I assume that I executed the intermediate copy command (Cmd=>c) but it’s possible that I did not. I had to come back to this issue because I needed to have a hardcopy with the hierarchy. First, after manually selecting the binder, the standard “copy” option was greyed out. Copy special was present; copying both “as ToC” and “as Structured Link List” on pasting gave the same result when pasted into an rtf program (I used Wordpad on Windows for this). So how do I copy the hierarchical structure?
My use case requires the binder text to be used as a table of contents; plain text only. Once I got a (non-hierarchical) structure into a text file, I tried to run a sed command on it. The reason for this is that the table of contents structure has to have a specific format for mdbook:
sed -E 's/(^.*$)/[&](.\/&.md)/' input.txt > output.txt
The first time I ran this program it failed. I couldn’t figure out why; then I found that about 125 lines or so had no paragraph endings. Why would some binder entries end with paragraph marks (pilcrows) while others do not? I don’t know. I fixed this by adding paragraph marks (used Textsoap and Textwrangler) and removed all blank lines, after which the sed program ran. However, I found by running the cat command that there were many non-printing characters in the file. A lot of cruft! And not just paragraph symbols, hashtags and the like–running the cat command yielded all this.

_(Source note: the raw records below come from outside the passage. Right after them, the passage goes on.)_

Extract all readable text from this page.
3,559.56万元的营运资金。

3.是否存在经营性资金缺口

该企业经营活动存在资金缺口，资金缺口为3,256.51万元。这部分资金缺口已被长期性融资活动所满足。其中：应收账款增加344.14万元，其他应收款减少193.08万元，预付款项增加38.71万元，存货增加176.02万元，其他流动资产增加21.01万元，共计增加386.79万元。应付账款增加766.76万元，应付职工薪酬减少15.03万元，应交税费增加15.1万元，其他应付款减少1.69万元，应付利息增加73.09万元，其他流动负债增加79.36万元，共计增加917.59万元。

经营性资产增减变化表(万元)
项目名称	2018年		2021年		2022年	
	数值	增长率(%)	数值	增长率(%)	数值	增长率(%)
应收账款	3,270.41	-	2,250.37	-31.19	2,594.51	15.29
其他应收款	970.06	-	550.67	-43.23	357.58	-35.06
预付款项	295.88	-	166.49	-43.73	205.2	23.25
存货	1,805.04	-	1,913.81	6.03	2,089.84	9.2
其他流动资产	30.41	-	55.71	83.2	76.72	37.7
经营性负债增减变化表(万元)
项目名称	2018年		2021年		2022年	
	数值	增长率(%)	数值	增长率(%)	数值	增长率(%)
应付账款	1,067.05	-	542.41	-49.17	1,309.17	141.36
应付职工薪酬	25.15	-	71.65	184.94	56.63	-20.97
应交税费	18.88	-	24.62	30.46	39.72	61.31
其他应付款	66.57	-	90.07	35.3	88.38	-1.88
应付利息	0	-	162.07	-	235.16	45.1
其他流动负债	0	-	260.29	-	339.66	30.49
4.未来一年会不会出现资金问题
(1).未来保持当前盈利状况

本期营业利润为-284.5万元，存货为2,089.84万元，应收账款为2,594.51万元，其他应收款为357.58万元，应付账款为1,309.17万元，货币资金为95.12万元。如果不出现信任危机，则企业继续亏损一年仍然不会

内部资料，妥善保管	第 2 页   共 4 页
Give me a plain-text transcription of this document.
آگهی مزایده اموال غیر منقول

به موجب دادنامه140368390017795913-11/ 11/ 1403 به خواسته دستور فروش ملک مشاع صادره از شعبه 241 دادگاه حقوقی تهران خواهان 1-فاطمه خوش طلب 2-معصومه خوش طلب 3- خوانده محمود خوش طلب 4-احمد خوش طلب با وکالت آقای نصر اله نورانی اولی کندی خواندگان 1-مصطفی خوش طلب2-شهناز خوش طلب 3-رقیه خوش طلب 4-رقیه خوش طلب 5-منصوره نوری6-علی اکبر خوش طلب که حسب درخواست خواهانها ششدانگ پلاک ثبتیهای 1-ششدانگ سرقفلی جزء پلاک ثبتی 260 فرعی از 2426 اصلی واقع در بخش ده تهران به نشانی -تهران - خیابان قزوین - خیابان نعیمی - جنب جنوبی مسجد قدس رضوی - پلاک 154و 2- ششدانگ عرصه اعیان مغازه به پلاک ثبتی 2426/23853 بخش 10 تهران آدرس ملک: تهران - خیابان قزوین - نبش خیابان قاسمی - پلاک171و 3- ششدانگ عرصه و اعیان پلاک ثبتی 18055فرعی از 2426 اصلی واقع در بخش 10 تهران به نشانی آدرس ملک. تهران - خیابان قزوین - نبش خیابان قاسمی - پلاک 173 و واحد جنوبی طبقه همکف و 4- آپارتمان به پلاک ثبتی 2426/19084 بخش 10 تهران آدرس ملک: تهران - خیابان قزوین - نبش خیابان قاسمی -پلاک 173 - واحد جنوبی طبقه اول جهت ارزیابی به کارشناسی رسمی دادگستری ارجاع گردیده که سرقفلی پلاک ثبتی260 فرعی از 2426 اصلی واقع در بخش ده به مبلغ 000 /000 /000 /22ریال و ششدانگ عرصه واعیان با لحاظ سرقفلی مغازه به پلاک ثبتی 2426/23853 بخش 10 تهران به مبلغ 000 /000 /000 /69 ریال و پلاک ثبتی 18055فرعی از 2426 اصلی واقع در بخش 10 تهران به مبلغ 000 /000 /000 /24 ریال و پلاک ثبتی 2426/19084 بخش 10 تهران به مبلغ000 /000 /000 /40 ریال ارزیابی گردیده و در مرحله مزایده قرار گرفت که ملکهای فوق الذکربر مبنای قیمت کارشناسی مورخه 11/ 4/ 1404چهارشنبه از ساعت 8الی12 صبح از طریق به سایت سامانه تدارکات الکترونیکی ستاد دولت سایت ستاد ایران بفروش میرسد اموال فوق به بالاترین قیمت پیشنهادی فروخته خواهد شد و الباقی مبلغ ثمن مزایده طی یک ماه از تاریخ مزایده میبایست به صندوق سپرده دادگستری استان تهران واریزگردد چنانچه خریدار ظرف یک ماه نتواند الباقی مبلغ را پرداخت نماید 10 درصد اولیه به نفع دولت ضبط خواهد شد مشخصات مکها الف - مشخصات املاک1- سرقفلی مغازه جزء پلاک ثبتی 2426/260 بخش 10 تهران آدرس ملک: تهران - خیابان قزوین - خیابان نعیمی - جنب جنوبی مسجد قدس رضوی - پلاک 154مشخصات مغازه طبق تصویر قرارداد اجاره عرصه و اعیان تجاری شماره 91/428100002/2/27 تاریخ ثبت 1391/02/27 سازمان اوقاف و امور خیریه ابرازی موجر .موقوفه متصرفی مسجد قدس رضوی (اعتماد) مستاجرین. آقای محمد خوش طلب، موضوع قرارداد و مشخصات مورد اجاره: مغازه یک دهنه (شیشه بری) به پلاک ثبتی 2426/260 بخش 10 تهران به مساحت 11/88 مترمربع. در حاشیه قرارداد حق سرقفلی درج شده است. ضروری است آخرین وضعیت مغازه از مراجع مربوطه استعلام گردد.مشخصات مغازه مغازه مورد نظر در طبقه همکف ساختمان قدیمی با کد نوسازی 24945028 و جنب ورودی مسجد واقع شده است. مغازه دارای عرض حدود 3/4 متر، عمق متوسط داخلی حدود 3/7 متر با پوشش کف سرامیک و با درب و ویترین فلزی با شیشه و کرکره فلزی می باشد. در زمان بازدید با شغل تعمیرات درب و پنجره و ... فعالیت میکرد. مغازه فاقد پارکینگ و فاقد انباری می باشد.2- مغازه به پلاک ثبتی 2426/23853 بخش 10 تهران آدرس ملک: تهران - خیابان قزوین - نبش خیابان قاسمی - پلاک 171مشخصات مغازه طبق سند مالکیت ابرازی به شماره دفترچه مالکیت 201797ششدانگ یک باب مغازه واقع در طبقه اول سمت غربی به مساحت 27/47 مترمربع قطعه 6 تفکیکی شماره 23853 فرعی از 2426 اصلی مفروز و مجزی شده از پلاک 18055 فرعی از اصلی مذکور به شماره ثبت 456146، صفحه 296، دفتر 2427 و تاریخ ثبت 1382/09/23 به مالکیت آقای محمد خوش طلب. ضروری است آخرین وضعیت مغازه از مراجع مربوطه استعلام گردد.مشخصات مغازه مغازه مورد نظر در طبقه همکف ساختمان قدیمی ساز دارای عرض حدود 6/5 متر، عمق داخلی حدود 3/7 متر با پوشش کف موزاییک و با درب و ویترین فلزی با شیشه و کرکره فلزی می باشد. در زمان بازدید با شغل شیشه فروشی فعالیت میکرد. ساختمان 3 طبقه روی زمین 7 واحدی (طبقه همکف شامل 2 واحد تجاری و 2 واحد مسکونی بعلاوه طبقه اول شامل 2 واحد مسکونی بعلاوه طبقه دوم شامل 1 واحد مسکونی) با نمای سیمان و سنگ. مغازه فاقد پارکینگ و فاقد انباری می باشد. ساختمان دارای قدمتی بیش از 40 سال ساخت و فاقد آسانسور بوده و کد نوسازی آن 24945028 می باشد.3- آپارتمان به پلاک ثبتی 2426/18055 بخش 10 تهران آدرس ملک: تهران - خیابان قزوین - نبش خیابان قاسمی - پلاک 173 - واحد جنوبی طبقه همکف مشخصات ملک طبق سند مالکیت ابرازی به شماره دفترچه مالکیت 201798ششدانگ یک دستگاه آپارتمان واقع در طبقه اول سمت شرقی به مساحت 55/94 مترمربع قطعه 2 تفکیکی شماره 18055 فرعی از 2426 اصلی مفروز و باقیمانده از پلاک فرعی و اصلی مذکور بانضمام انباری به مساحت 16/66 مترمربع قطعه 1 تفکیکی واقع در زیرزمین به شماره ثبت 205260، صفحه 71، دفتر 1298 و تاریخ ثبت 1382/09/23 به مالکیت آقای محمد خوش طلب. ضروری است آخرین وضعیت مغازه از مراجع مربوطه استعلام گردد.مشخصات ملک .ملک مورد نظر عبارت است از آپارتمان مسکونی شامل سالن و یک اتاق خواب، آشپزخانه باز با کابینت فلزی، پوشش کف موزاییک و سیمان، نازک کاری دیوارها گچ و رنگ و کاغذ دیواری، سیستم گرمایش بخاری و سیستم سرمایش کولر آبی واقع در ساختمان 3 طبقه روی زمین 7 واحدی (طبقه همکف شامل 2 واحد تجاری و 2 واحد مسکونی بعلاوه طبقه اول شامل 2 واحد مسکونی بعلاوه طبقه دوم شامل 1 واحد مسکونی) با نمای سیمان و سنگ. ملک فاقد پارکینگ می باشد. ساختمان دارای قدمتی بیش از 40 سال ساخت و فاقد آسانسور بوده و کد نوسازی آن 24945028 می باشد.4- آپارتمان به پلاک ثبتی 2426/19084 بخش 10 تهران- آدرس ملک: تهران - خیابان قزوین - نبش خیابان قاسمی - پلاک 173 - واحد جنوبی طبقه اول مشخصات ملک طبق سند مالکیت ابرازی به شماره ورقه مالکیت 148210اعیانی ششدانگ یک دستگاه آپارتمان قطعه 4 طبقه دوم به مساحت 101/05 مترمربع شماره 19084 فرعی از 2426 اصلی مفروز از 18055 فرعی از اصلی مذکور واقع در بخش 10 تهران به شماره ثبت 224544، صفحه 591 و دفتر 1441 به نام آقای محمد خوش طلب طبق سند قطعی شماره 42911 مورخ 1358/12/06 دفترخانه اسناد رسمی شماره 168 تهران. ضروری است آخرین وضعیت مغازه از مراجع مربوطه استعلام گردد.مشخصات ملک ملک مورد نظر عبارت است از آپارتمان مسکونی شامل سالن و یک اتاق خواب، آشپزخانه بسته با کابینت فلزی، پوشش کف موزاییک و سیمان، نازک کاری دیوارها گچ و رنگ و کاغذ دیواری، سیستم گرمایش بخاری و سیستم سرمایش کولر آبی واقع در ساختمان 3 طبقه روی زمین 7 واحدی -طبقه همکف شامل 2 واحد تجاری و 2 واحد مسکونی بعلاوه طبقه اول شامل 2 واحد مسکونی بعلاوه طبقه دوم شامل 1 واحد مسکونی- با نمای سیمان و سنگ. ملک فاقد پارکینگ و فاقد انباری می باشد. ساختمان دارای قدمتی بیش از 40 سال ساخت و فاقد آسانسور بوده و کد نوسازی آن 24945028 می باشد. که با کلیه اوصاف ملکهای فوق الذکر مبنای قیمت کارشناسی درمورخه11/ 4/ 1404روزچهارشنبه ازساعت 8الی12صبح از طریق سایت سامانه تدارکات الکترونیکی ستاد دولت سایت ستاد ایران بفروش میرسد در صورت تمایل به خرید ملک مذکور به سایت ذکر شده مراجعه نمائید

This was strange because I had copied everything into an empty text editor (Atom) on the Mac and none of this extra “content” was visible.
I’m adding this in case someone needs to build a plain text file from the binder and needs to troubleshoot. Your text file may contain lots of data you don’t want. When you “copy special” (still don’t get why a simple copy doesn’t work) you may find that there is a lot of hidden information that comes over.
The goal, btw, was to publish the information contained in the Scrivener project file to the web.
My workflow is too complicated: source files to Scrivener, editing there, then export to Markdown (or text) then build a structure in mdbook (SUMMARY.md - mdBook Documentation).
I wonder if there’s a way to directly export to html from Scrivener, using the binder as a table of contents. I have not tried to experiment by compiling directly to html; maybe I’ll try this and see what happens. A long, unpaged file wouldn’t help; I’d need a directory listing and a ToC, the project is 245,000 words or so. A Scrivener to e-pub works well, the problem is that e-pub readers choke on files this big.
(Update 1700 AST) Just compiled to html (web page). The advantage is that all the images transferred flawlessly (they were lost in the “Save as” .txt previously). The disadvantage is that there’s a unpaginated scroll with no means of navigation. The binder doesn’t (as far as I can tell) set up any navigation when compiling to html.